Even though I believe this has been answered elsewhere, I'll go ahead and answer this based on the comments to the original question.
Disclaimer:
Before I do, I need to remind everyone of the narrow scope of this site: We are not focused on proving any particular thing to be true. We focus solely on what the teachings are. As such it would be against site guidelines to answer whether the eternal punishment in Hell is true, or if God was justified to create an eternal place of torment. We can only answer what is taught within Christianity.
I'm going to answer this from the standard protestant Apologetics answer, which shares common themes across denominational boundaries.
The question here, as focused by the comments is "can the belief in hell be justified against the U.N. convention of disallowing torture".

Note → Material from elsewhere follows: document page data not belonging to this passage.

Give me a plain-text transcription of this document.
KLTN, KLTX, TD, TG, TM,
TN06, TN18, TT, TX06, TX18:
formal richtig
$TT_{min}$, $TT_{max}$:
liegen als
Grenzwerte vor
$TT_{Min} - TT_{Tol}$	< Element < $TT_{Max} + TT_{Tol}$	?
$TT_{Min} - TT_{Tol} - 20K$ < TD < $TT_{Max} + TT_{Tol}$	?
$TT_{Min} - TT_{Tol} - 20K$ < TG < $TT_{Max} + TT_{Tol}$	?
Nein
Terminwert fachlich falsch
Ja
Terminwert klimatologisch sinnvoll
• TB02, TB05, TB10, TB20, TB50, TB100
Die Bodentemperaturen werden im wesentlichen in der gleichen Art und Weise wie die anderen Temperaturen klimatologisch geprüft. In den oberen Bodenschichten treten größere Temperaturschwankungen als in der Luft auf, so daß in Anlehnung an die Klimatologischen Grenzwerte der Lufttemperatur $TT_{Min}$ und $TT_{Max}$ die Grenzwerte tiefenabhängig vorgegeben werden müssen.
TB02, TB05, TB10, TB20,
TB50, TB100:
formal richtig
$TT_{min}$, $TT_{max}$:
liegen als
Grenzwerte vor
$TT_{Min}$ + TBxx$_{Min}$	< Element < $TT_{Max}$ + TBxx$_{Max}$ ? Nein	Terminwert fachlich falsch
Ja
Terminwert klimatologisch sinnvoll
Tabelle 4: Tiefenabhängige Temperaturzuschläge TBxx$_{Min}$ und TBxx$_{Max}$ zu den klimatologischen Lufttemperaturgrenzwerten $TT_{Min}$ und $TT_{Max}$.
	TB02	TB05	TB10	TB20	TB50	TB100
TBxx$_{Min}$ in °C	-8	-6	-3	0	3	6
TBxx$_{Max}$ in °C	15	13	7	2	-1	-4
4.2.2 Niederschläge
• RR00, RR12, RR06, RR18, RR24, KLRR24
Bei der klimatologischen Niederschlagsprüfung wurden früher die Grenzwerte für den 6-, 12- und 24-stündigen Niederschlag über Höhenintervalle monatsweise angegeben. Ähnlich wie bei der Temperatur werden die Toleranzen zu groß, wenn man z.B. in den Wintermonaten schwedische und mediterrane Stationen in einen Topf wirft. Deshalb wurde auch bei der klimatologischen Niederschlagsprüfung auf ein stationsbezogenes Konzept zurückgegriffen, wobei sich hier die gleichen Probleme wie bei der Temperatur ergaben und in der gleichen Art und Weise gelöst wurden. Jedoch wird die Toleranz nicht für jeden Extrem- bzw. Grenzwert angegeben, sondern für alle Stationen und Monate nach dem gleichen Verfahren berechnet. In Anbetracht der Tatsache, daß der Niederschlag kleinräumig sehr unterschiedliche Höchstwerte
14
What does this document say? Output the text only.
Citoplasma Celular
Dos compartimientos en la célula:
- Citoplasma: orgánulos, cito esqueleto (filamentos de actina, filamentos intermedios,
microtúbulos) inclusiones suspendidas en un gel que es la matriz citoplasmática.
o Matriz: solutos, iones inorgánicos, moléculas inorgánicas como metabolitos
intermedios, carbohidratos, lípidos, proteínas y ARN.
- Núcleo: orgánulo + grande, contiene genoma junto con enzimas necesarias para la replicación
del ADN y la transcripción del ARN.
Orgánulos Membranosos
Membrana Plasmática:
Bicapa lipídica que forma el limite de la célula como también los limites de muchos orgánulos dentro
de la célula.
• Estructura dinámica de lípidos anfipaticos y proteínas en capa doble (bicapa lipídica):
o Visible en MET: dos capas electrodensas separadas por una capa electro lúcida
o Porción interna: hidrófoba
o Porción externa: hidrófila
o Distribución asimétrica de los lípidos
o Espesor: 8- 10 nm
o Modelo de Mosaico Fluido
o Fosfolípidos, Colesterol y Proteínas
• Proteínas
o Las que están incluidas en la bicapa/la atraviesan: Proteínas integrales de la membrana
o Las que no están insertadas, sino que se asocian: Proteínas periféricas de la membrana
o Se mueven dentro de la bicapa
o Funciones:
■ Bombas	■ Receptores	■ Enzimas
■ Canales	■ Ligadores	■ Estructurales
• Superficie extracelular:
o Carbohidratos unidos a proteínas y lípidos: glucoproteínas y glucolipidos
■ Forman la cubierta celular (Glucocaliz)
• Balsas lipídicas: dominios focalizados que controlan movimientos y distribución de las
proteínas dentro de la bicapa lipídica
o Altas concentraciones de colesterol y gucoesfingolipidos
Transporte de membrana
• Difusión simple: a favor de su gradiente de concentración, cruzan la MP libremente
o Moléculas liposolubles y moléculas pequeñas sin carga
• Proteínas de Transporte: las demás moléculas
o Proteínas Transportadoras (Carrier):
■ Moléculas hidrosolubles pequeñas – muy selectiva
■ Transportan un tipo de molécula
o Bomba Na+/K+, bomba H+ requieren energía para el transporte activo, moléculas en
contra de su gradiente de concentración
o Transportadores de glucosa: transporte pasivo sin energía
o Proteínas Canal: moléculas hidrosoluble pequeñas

The obvious answer here is the one that God gave to Job when Job questioned him about his misery. "Who are we to question God?"
Job 38:4 (KJV)
Where were you when I laid the foundations of the earth? declare, if
you have understanding.
As explained by Matthew Henry's Concise Commentary
For the humbling of Job, God here shows him his ignorance, even
concerning the earth and the sea. As we cannot find fault with God's
work, so we need not fear concerning it. The works of his providence,
as well as the work of creation, never can be broken; and the work of
redemption is no less firm, of which Christ himself is both the
Foundation and the Corner-stone. The church stands as firm as the
earth.
In other words, God does not have to justify torture. (More on this later in the answer)
But that's not what you asked. What you specifically is how we humans can justify the belief in Hell when the U.N. has condemned it.
Again - short answer. We believe it because God said it's true. As pointed out by God in his discussion with Job (And by DJClayworth's comment), God is sovereign. God doesn't answer to us, we answer to Him.
We believe (at least most Christians do) that the Bible is God's inspired, inerrant Word.
Side note: Why we believe that would be the basis of a hundred other questions already answered on this site. And to make a distinction, that we accept this is not an implicit assumption, it is an established doctrine. Remember, we are not here to teach what is True, just what Christianity teaches, and it is undeniable that Christianity teaches that the Bible is God's word. Any attempt to steer this into a direction of whether it really is God's word is strictly not allowed in the site guidelines.
Main answer:
So that's it in a nutshell. We justify our belief because we trust God's word, and His word says it is so. We do not believe that God is accountable to the U.N. or any other organization/being, etc.
Extra credit
Addressing your qualifiers:
The satisfying answer should justify general christian insight without
counterquestions, without metaphores, without implicit assumptions,
without solipsism and without twisting of meanings.
While I'm at it, however, I'll point out that the underlying assumptions in the question are that:
- God isn't real
- The existence of Hell is immoral
In other words, the belief that we need to justify this is based on the assumption that God is a man-made construct. That we, as the group who believes in this made-up being, are responsible for introducing the idea of eternal torture. And that we must somehow answer for it or justify it. That is, in itself an "implicit assumption". It is quite impossible to have an opinion on anything without implicit assumptions. We all have them. We all have a set of glasses through which we see the world, and a base set of implicit assumptions that color our perceptions.
The very idea that "God is not real" generally springs the idea that "I won't believe it if it's not proven to me". In other words, if you can't prove that god exists, to my own satisfaction, then I don't believe He does. Tracing this back further, the root assumption that leads to this is that you are trusting only in your own intellect, mind, and reasoning process. This is the very solipsism you sought to ban in any "satisfying answer".
To bar implicit assumptions and solipsism in an answer to a question that is dripping with them shows a bit of a double standard. But at least I think I avoided the metaphor.
Likely, however, this won't be a "satisfying answer". If you were hoping for someone to come with proof that Hell is justified, I'm sorry, this is the wrong site. We don't focus on what's true, but rather what's taught. You may wish to go to a site dedicated to such things, but this isn't it.